The team identified mutations in 11 genes that were called in 1% or more of patients in this dataset but had not been observed in previous AML sequencing studies. The genes were:
- CUB and Sushi multiple domains 2 (CSMD2)
- NAC alpha domain containing (NACAD)
- Teneurin transmembrane protein 2 (TENM2)
- Aggrecan (ACAN)
- ADAM metallopeptidase with thrombospondin type 1 motif 7 (ADAMTS7)
- Immunoglobulin-like and fibronectin type III domain containing 1 (IGFN1)
- Neurobeachin-like 2 (NBEAL2)
- Poly(U) binding splicing factor 60 (PUF60)
- Zinc-finger protein 687 (ZNF687)
- Cadherin EGF LAG sevenpass G-type receptor 2 (CELSR2)
- Glutamate ionotropic receptor NMDA type subunit 2B (GRIN2B).
Testing therapies
The researchers also assessed how AML cells from 409 of the patient samples responded to each of 122 targeted therapies.
The team found that mutations in TP53, ASXL1, NRAS, and KRAS caused “a broad pattern of drug resistance.”
However, cases with TP53 mutations were sensitive to elesclomol (a drug that targets cancer cell metabolism), cases with ASXL1 mutations were sensitive to the HDAC inhibitor panobinostat, and cases with KRAS/NRAS mutations were sensitive to MAPK inhibitors (with NRAS-mutated cases demonstrating greater sensitivity).
The researchers also found that IDH2 mutations “conferred sensitivity to a broad spectrum of drugs,” but IDH1 mutations were associated with resistance to most drugs.
As previously mentioned, the researchers found a significant association between mutations in FLT3, NPM1, and DNMT3A and sensitivity to ibrutinib.

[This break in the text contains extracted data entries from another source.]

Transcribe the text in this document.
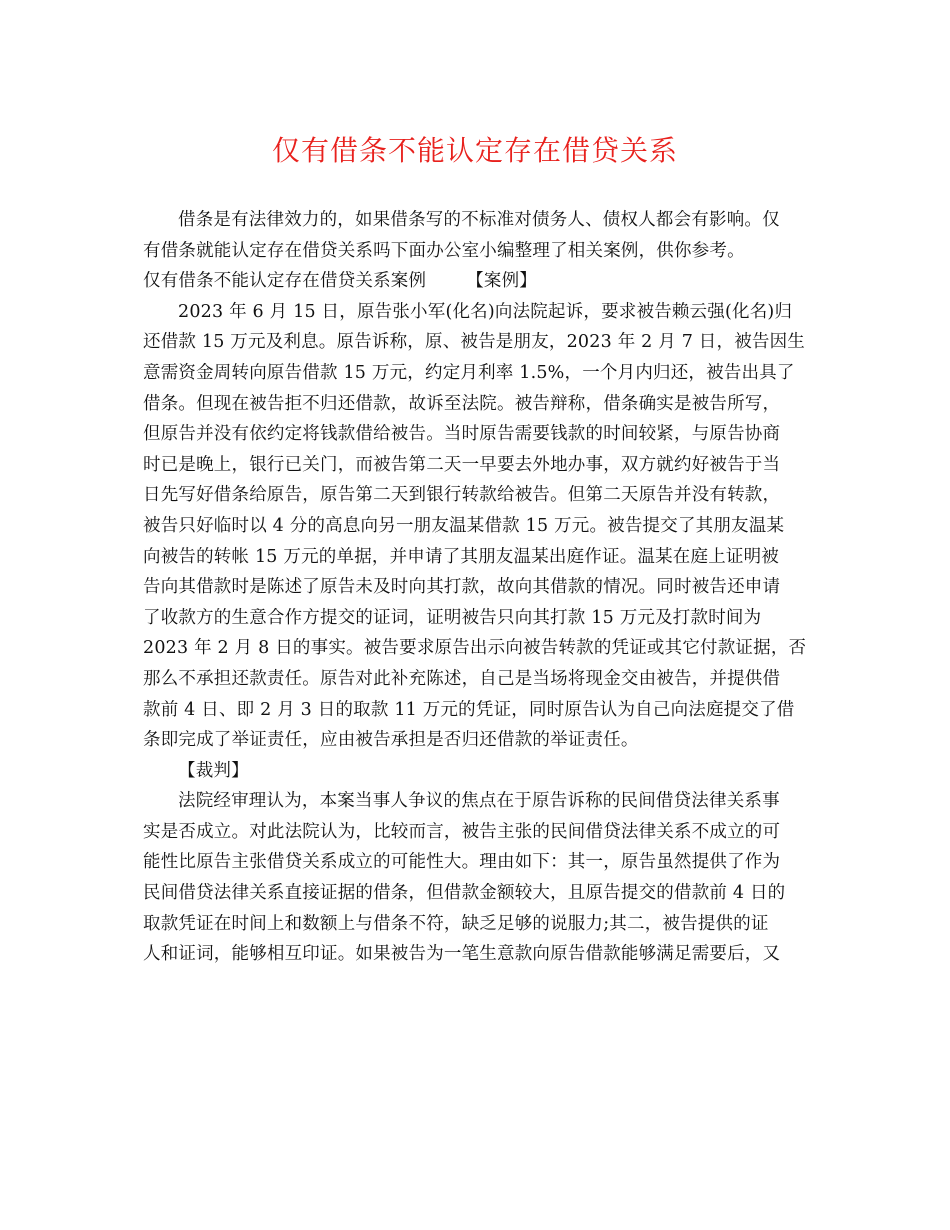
仅有借条不能认定存在借贷关系
借条是有法律效力的，如果借条写的不标准对债务人、债权人都会有影响。仅
有借条就能认定存在借贷关系吗下面办公室小编整理了相关案例，供你参考。
仅有借条不能认定存在借贷关系案例 【案例】
2023 年 6 月 15 日，原告张小军(化名)向法院起诉，要求被告赖云强(化名)归
还借款 15 万元及利息。原告诉称，原、被告是朋友，2023 年 2 月 7 日，被告因生
意需资金周转向原告借款 15 万元，约定月利率 1.5%，一个月内归还，被告出具了
借条。但现在被告拒不归还借款，故诉至法院。被告辩称，借条确实是被告所写，
但原告并没有依约定将钱款借给被告。当时原告需要钱款的时间较紧，与原告协商
时已是晚上，银行已关门，而被告第二天一早要去外地办事，双方就约好被告于当
日先写好借条给原告，原告第二天到银行转款给被告。但第二天原告并没有转款，
被告只好临时以 4 分的高息向另一朋友温某借款 15 万元。被告提交了其朋友温某
向被告的转帐 15 万元的单据，并申请了其朋友温某出庭作证。温某在庭上证明被
告向其借款时是陈述了原告未及时向其打款，故向其借款的情况。同时被告还申请
了收款方的生意合作方提交的证词，证明被告只向其打款 15 万元及打款时间为
2023 年 2 月 8 日的事实。被告要求原告出示向被告转款的凭证或其它付款证据，否
那么不承担还款责任。原告对此补充陈述，自己是当场将现金交由被告，并提供借
款前 4 日、即 2 月 3 日的取款 11 万元的凭证，同时原告认为自己向法庭提交了借
条即完成了举证责任，应由被告承担是否归还借款的举证责任。
【裁判】
法院经审理认为，本案当事人争议的焦点在于原告诉称的民间借贷法律关系事
实是否成立。对此法院认为，比较而言，被告主张的民间借贷法律关系不成立的可
能性比原告主张借贷关系成立的可能性大。理由如下：其一，原告虽然提供了作为
民间借贷法律关系直接证据的借条，但借款金额较大，且原告提交的借款前 4 日的
取款凭证在时间上和数额上与借条不符，缺乏足够的说服力;其二，被告提供的证
人和证词，能够相互印证。如果被告为一笔生意款向原告借款能够满足需要后，又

However, the team found that cases with DNMT3A mutations alone or mutations in DNMT3A and FLT3 were not significantly different from cases with wild-type genes.
On the other hand, cases with FLT3-ITD alone or any combination with a mutation in NPM1 (including mutations in all three genes) were significantly more sensitive to ibrutinib than cases with wild-type genes.
Cases with FLT3-ITD and mutations in NPM1 were sensitive to another kinase inhibitor, entospletinib, as well.
The researchers also found that mutations in both BCOR and RUNX1 correlated with increased sensitivity to four JAK inhibitors—momelotinib, ruxolitinib, tofacitinib, and JAK inhibitor I.
However, cases with BCOR mutations alone or mutations in BCOR and DNMT3A or SRSF2 showed no difference in sensitivity to the JAK inhibitors from cases with wild-type genes.
Next steps
“We’re just starting to scratch the surface of what we can do when we analyze the data,” Dr. Druker said. “The real power comes when you start to integrate all that data. You can analyze what drug worked and why it worked.”
In fact, the researchers are already developing and initiating clinical trials to test hypotheses generated by this study.
“You can start to sense some momentum building with new, better therapeutics for AML patients, and, hopefully, this dataset will help fuel that momentum even further,” said study author Jeff Tyner, PhD, of the OHSU School of Medicine.
“We want to parlay this information into clinical trials as much as we can, and we also want the broader community to use this dataset to accelerate their own work.”
Funding for the current study was provided by grants from The Leukemia & Lymphoma Society, the National Cancer Institute, the National Library of Medicine, and other groups.